# My list is almost complete!



## goodfella86 (Jan 17, 2006)

My social anxiety list is 98% complete. :banana For some reason in the past three days my attitude has totally changed. I have become aggressive in confronting my fears. I will just tell you a few things that I did off the list: Called up a friend, picked them up and went bowling, I offered to do my moms grocery shopping for her just so I could get out and practice on my own, I was talking to people that I have never met. I have learned that although we might have to live with anxiety for our whole life, it doesn't have to be anywhere near as bad as you think. When I approach a stranger now I feel a little nervous but its managable. I expect that the more I do this the less stressful it will be.

I have come up with some useful techniques for some different situations that I will post in the other section. As for the last two things on my list, I have saved the hardest for last. The first thing would be to apply for a job and have the interview. I have just been telling myself that if every other goof ball in the world can get a job then so can I. :lol I would like to have this task completed in the next two weeks. Since college starts next week I should probably see how my schedule is first before applying for anything.

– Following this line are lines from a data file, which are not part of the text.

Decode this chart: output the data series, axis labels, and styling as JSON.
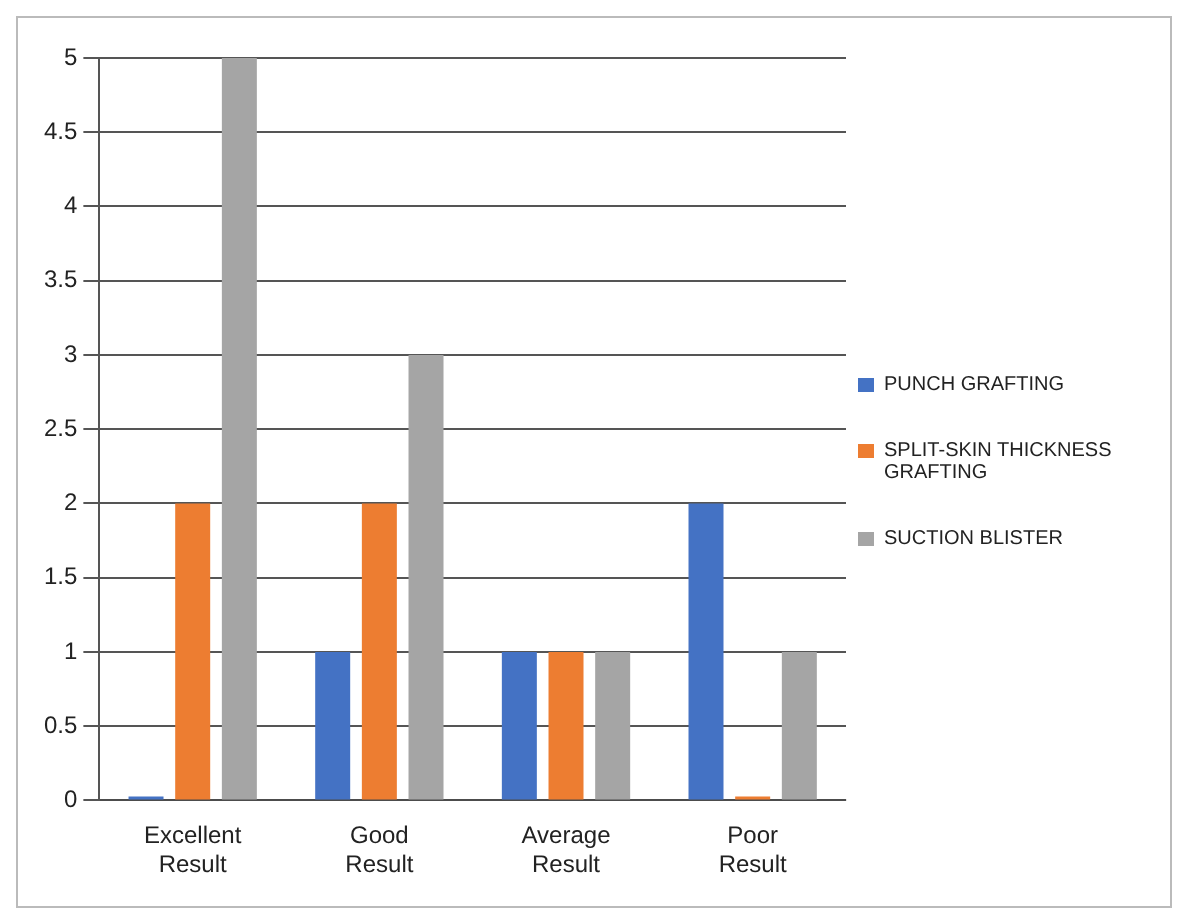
{
  "chart_data": {
    "type": "bar",
    "categories": [
      "Excellent Result",
      "Good Result",
      "Average Result",
      "Poor Result"
    ],
    "series": [
      {
        "name": "PUNCH GRAFTING",
        "color": "#4472c4",
        "values": [
          0,
          1,
          1,
          2
        ]
      },
      {
        "name": "SPLIT-SKIN THICKNESS GRAFTING",
        "color": "#ed7d31",
        "values": [
          2,
          2,
          1,
          0
        ]
      },
      {
        "name": "SUCTION BLISTER",
        "color": "#a5a5a5",
        "values": [
          5,
          3,
          1,
          1
        ]
      }
    ],
    "ylim": [
      0,
      5
    ],
    "yticks": [
      0,
      0.5,
      1,
      1.5,
      2,
      2.5,
      3,
      3.5,
      4,
      4.5,
      5
    ],
    "grid": "y",
    "legend": "right"
  }
}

My final goal is to start dating. I will not waste the best time of my life. Physically I am happy with my appearance. I have been working out every other day for a year and am pretty close to having a six pac. On the other hand I am socially inexperienced with women. Talking to girls my age is probably the #1 thing on my list. I can talk to an older women fine, but when they are from age 18 - 25 I get nervous. I'm not to sure how to start, but I plan on just jumping in and trying things. I think working on eye contact and introducing myself :hs would be a good place to start. The important thing is now its just a matter of time before i have SA beat. 8)


----------



## R4ph4el (Sep 20, 2005)

that's great, I'm curious about your techniques, beat that son of a b*tch!


----------



## schooley (Mar 25, 2005)

goodfella86 said:


> My social anxiety list is 98% complete. :banana For some reason in the past three days my attitude has totally changed. I have become aggressive in confronting my fears. I will just tell you a few things that I did off the list: Called up a friend, picked them up and went bowling, I offered to do my moms grocery shopping for her just so I could get out and practice on my own, I was talking to people that I have never met. I have learned that although we might have to live with anxiety for our whole life, it doesn't have to be anywhere near as bad as you think. When I approach a stranger now I feel a little nervous but its managable. I expect that the more I do this the less stressful it will be.
> 
> I have come up with some useful techniques for some different situations that I will post in the other section. As for the last two things on my list, I have saved the hardest for last. The first thing would be to apply for a job and have the interview. I have just been telling myself that if every other goof ball in the world can get a job then so can I. :lol I would like to have this task completed in the next two weeks. Since college starts next week I should probably see how my schedule is first before applying for anything.
> 
> My final goal is to start dating. I will not waste the best time of my life. Physically I am happy with my appearance. I have been working out every other day for a year and am pretty close to having a six pac. On the other hand I am socially inexperienced with women. Talking to girls my age is probably the #1 thing on my list. I can talk to an older women fine, but when they are from age 18 - 25 I get nervous. I'm not to sure how to start, but I plan on just jumping in and trying things. I think working on eye contact and introducing myself :hs would be a good place to start. The important thing is now its just a matter of time before i have SA beat. 8)


This is awesome dude!


----------



## SunLite (Jan 4, 2005)

How old are you bro? 

Dating is cool when you approach it the right way. Haha personally I'm having the time of my life going to girls...flirting with them.......and stuff  Trying to make up for the lost time. 

Dating wise I would start in your social circle. Approaching strangers is a big big step. I did it when I wasn't ready last summer. What we'd do (me and my older buddies Mike and Joe) is approach girls at the mall and just try to have a good time. I was soooo nervous so they'd give me something to start out with.....something like.......who do you think lies better men then tell my point of view or women........who do you think lies better? then tell my point of view in a fun way or excuse me are you single? (if yes) well can you cook?.....are you rich?........do you got cable tv? 

I'm lucky enough to have my very own personal made coach joe to consult with whenever I please. It's nice. This girl ditched me for snowcoming I told him what I did he gave me something better to do next time.

Good luck mate!


----------



## goodfella86 (Jan 17, 2006)

I'm 19, :thanks for the advice.....are you familiar with the DJ bible or fastseduction?


----------